The just-finished legislative session will be remembered for more than the $3.8 billion deficit or the political meltdown that marred its finish. It will also be known for packing the November 2012 election ballot with seven constitutional amendments - from abortion to religion to property taxes. (read the entire story here)

Abortion (HJR 1179)

To include in the Florida Constitution the federal ban on use of all public funds for abortion. It would also overturn all court decisions that rely on privacy rights in the Florida Constitution to reject abortion restrictions.

Confirming justices (HJR 7111)

The Senate would confirm new justices to the Florida Supreme Court. The Legislature, by simple majority vote, could void court rules. Investigations of judicial misconduct - now confidential - would be available to the House in advance of impeachment proceedings.

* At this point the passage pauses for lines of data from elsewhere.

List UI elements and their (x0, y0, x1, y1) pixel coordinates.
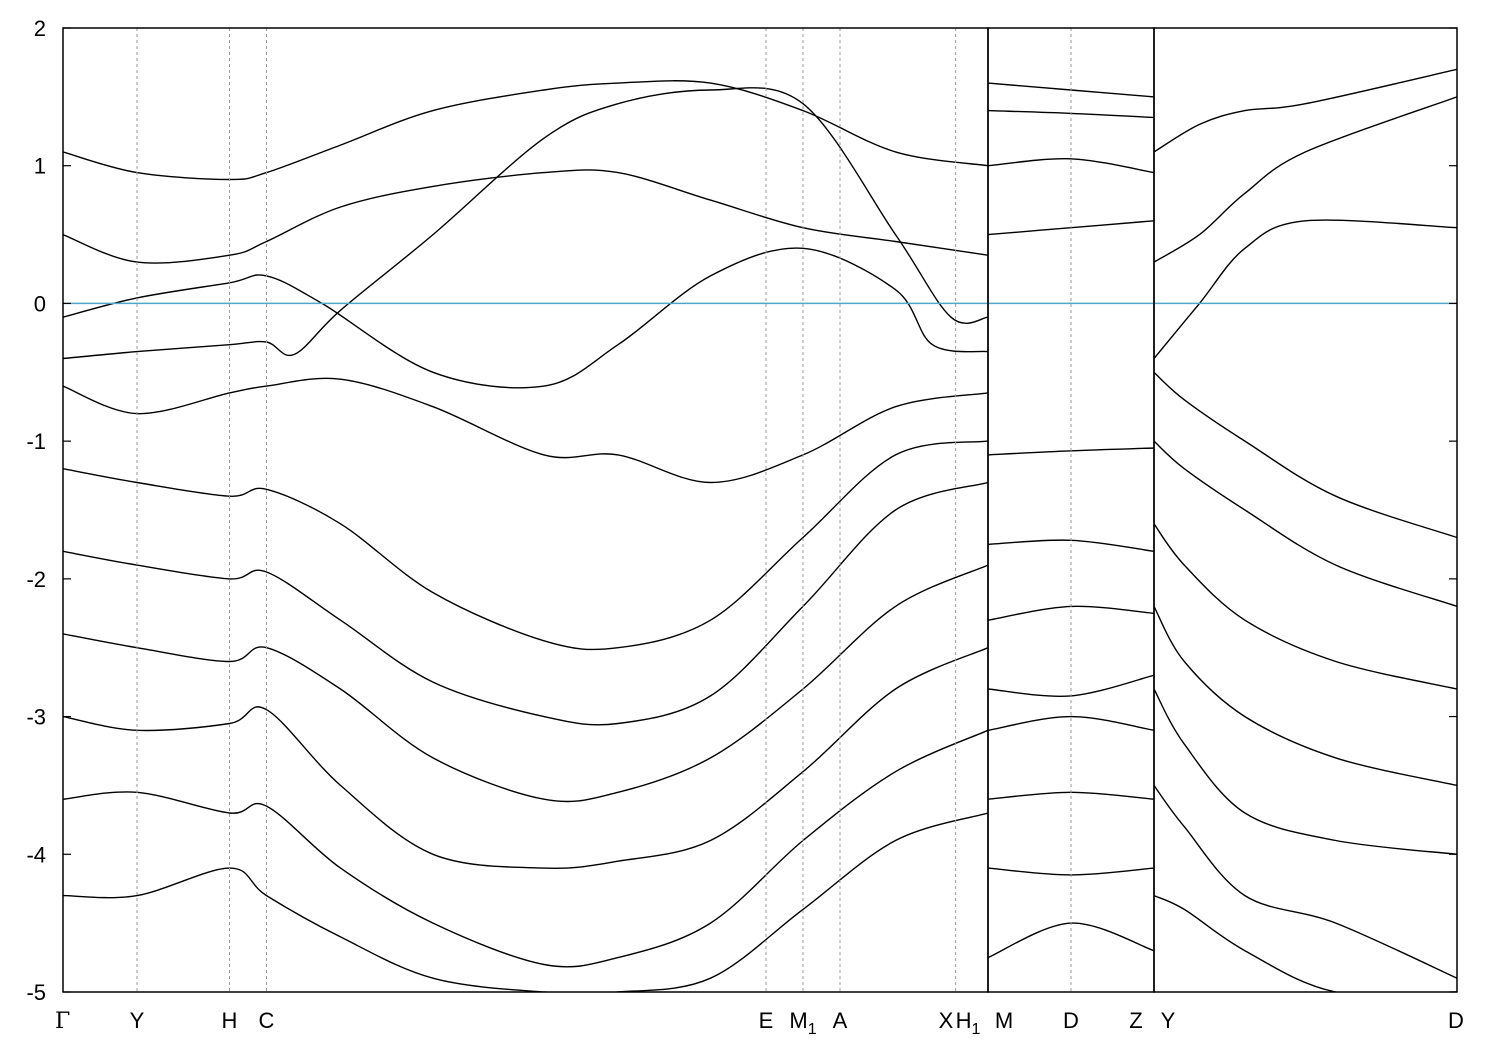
frame-layer (62, 27, 1458, 993)
x-tick-label: E (759, 1008, 774, 1033)
band-line (1154, 523, 1457, 690)
band-line (63, 481, 988, 726)
band-line (1154, 68, 1457, 153)
x-tick-label: X (939, 1008, 954, 1033)
y-tick-label: 0 (34, 291, 46, 316)
band-line (63, 647, 988, 870)
y-tick-label: -1 (26, 429, 46, 454)
band-line (63, 80, 988, 181)
grid-layer (136, 28, 1072, 992)
x-tick-label: H (222, 1008, 238, 1033)
panel-frame (62, 27, 989, 993)
x-tick-label: H1 (956, 1008, 981, 1038)
band-line (63, 247, 988, 389)
band-line (63, 87, 988, 360)
y-tick-label: -3 (26, 705, 46, 730)
x-tick-label: D (1448, 1008, 1464, 1033)
band-line (988, 157, 1154, 174)
x-tick-label: Γ (55, 1009, 70, 1034)
panel-frame (1153, 27, 1458, 993)
band-line (1154, 784, 1457, 979)
y-tick-label: 1 (34, 154, 46, 179)
band-line (63, 729, 988, 968)
band-line (1154, 606, 1457, 787)
band-line (1154, 371, 1457, 539)
x-axis-ticks: Γ Y H C E M1 A X H1 M D Z Y D (55, 1008, 1464, 1038)
y-tick-label: -2 (26, 567, 46, 592)
band-line (1154, 96, 1457, 263)
x-tick-label: C (259, 1008, 275, 1033)
band-line (988, 715, 1154, 731)
x-tick-label: Y (130, 1008, 145, 1033)
band-line (1154, 440, 1457, 608)
band-line (63, 564, 988, 803)
band-line (1154, 219, 1457, 359)
band-line (63, 169, 988, 264)
panel-2-bands (1154, 68, 1457, 992)
y-tick-label: -4 (26, 842, 46, 867)
band-line (63, 812, 988, 992)
x-tick-label: M (995, 1008, 1013, 1033)
x-tick-label: A (833, 1008, 848, 1033)
band-line (63, 377, 988, 484)
y-tick-label: 2 (34, 16, 46, 41)
x-tick-label: D (1063, 1008, 1079, 1033)
panel-0-bands (63, 80, 988, 992)
y-axis-ticks: -5 -4 -3 -2 -1 0 1 2 (26, 16, 1457, 1005)
x-tick-label: M1 (789, 1008, 816, 1038)
band-line (63, 440, 988, 651)
band-line (1154, 894, 1457, 992)
y-tick-label: -5 (26, 980, 46, 1005)
x-tick-label: Z (1129, 1008, 1142, 1033)
bands-layer (63, 68, 1457, 992)
x-tick-label: Y (1161, 1008, 1176, 1033)
band-line (1154, 688, 1457, 855)
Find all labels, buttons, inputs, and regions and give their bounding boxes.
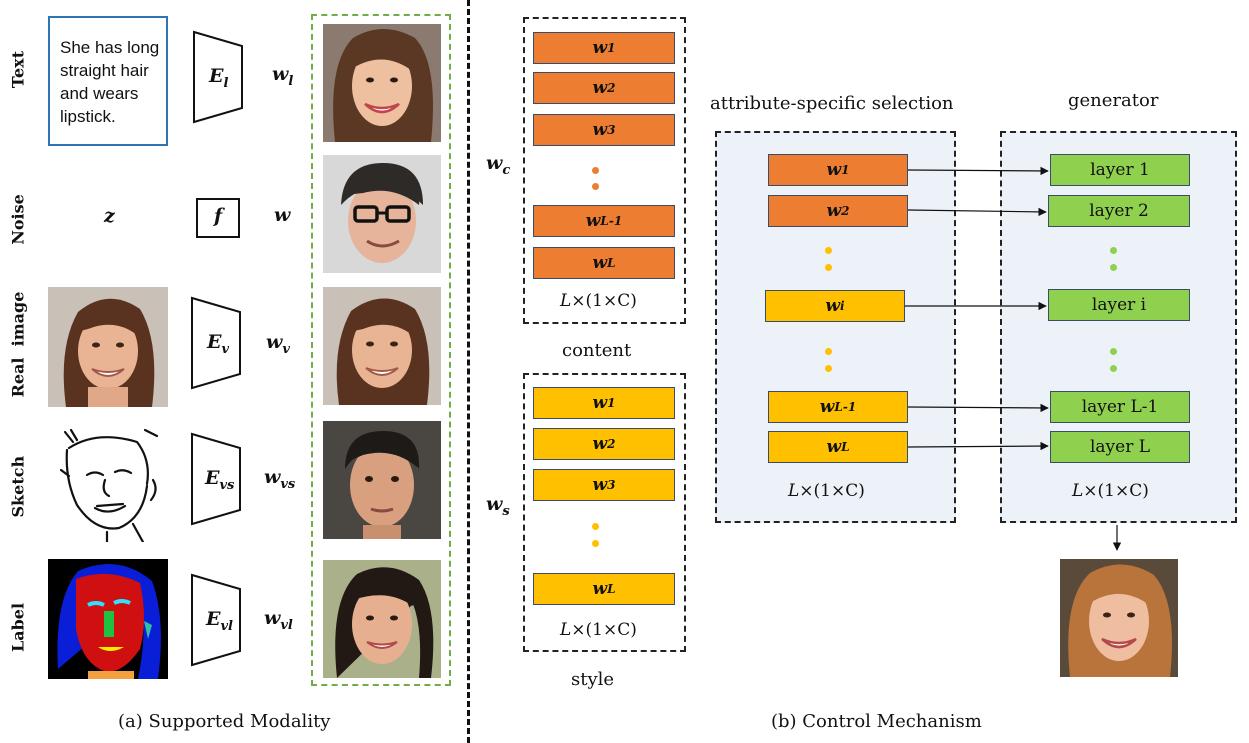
mapping-f-label: f bbox=[214, 205, 223, 227]
mapping-f-box bbox=[196, 198, 240, 238]
text-prompt: She has long straight hair and wears lip… bbox=[60, 38, 160, 126]
generator-layer-1: layer 1 bbox=[1050, 154, 1190, 186]
encoder-evl bbox=[191, 573, 241, 667]
generator-box bbox=[1000, 131, 1237, 523]
encoder-ev bbox=[191, 296, 241, 390]
selection-ellipsis-dot bbox=[825, 264, 832, 271]
generator-layer-l: layer L bbox=[1050, 431, 1190, 463]
style-label: style bbox=[571, 669, 615, 690]
content-ellipsis-dot bbox=[592, 183, 599, 190]
row-label-noise: Noise bbox=[8, 194, 28, 245]
caption-a: (a) Supported Modality bbox=[118, 711, 331, 732]
content-box bbox=[523, 17, 686, 324]
style-ellipsis-dot bbox=[592, 523, 599, 530]
generator-ellipsis-dot bbox=[1110, 264, 1117, 271]
style-ellipsis-dot bbox=[592, 540, 599, 547]
real-image-face bbox=[48, 287, 168, 407]
latent-wvs: wvs bbox=[264, 466, 296, 492]
row-label-sketch: Sketch bbox=[8, 455, 28, 518]
generator-dims: L×(1×C) bbox=[1072, 481, 1149, 501]
selection-ellipsis-dot bbox=[825, 365, 832, 372]
latent-wl: wl bbox=[272, 63, 294, 89]
style-box bbox=[523, 373, 686, 652]
caption-b: (b) Control Mechanism bbox=[771, 711, 982, 732]
output-face-noise bbox=[323, 155, 441, 273]
generator-layer-2: layer 2 bbox=[1048, 195, 1190, 227]
encoder-el-label: El bbox=[209, 65, 229, 91]
text-input-box: She has long straight hair and wears lip… bbox=[48, 16, 168, 146]
generator-layer-i: layer i bbox=[1048, 289, 1190, 321]
generator-ellipsis-dot bbox=[1110, 348, 1117, 355]
sketch-input bbox=[47, 420, 169, 542]
generator-layer-l-1: layer L-1 bbox=[1050, 391, 1190, 423]
output-face-sketch bbox=[323, 421, 441, 539]
row-label-real-image: Real image bbox=[8, 291, 28, 398]
selection-code-l-1: w L-1 bbox=[768, 391, 908, 423]
content-dims: L×(1×C) bbox=[560, 291, 637, 311]
panel-separator bbox=[467, 0, 470, 743]
encoder-el bbox=[193, 30, 243, 124]
latent-w: w bbox=[274, 204, 291, 226]
style-dims: L×(1×C) bbox=[560, 620, 637, 640]
row-label-label: Label bbox=[8, 602, 28, 653]
content-ellipsis-dot bbox=[592, 167, 599, 174]
encoder-evl-label: Evl bbox=[206, 608, 233, 634]
noise-z: z bbox=[104, 205, 115, 227]
selection-title: attribute-specific selection bbox=[710, 93, 954, 114]
output-face-label bbox=[323, 560, 441, 678]
encoder-ev-label: Ev bbox=[207, 331, 230, 357]
content-label: content bbox=[562, 340, 632, 361]
content-symbol: wc bbox=[486, 152, 511, 178]
selection-box bbox=[715, 131, 956, 523]
generator-ellipsis-dot bbox=[1110, 365, 1117, 372]
selection-ellipsis-dot bbox=[825, 247, 832, 254]
output-faces-box bbox=[311, 14, 451, 686]
generator-title: generator bbox=[1068, 90, 1159, 111]
label-map-input bbox=[48, 559, 168, 679]
latent-wv: wv bbox=[266, 331, 290, 357]
generator-ellipsis-dot bbox=[1110, 247, 1117, 254]
style-symbol: ws bbox=[486, 493, 510, 519]
selection-ellipsis-dot bbox=[825, 348, 832, 355]
encoder-evs bbox=[191, 432, 241, 526]
output-face-text bbox=[323, 24, 441, 142]
output-face-real bbox=[323, 287, 441, 405]
selection-dims: L×(1×C) bbox=[788, 481, 865, 501]
generated-face bbox=[1060, 559, 1178, 677]
content-code-l-1: w L-1 bbox=[533, 205, 675, 237]
row-label-text: Text bbox=[8, 50, 28, 89]
latent-wvl: wvl bbox=[264, 607, 293, 633]
encoder-evs-label: Evs bbox=[205, 467, 235, 493]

Capping state revenue (SJR 958)

Imposes a limit on state revenues based on a formula that includes changes in population and inflation.

Veterans property taxes (SJR 592)

Expands discount on property taxes to all veterans disabled as a result of combat, not just those who are Florida residents.

Property taxes (HJR 381)

Gives a series of property tax breaks to first-time homebuyers, commercial property and those with second homes in Florida. First-time homebuyers would receive a homestead exemption worth up to $200,000 to be phased out over five years. It lowers the cap on the amount a property assessor can raise the assessed value of a commercial property and non-homestead second homes from 10 percent to 5 percent each year.

Health insurance mandates (SJR 2)

No law can "compel, directly or indirectly," anyone to carry health insurance, setting up a legal feud between Florida and the federal government over requirements of the federal health care law championed by President Barack Obama.

Religious funding (SJR 1218)

Repeals current prohibition of state funding, directly or indirectly, for religious institutions. This provision has prevented school voucher opponents from enacting law to provide state vouchers directly to private schools.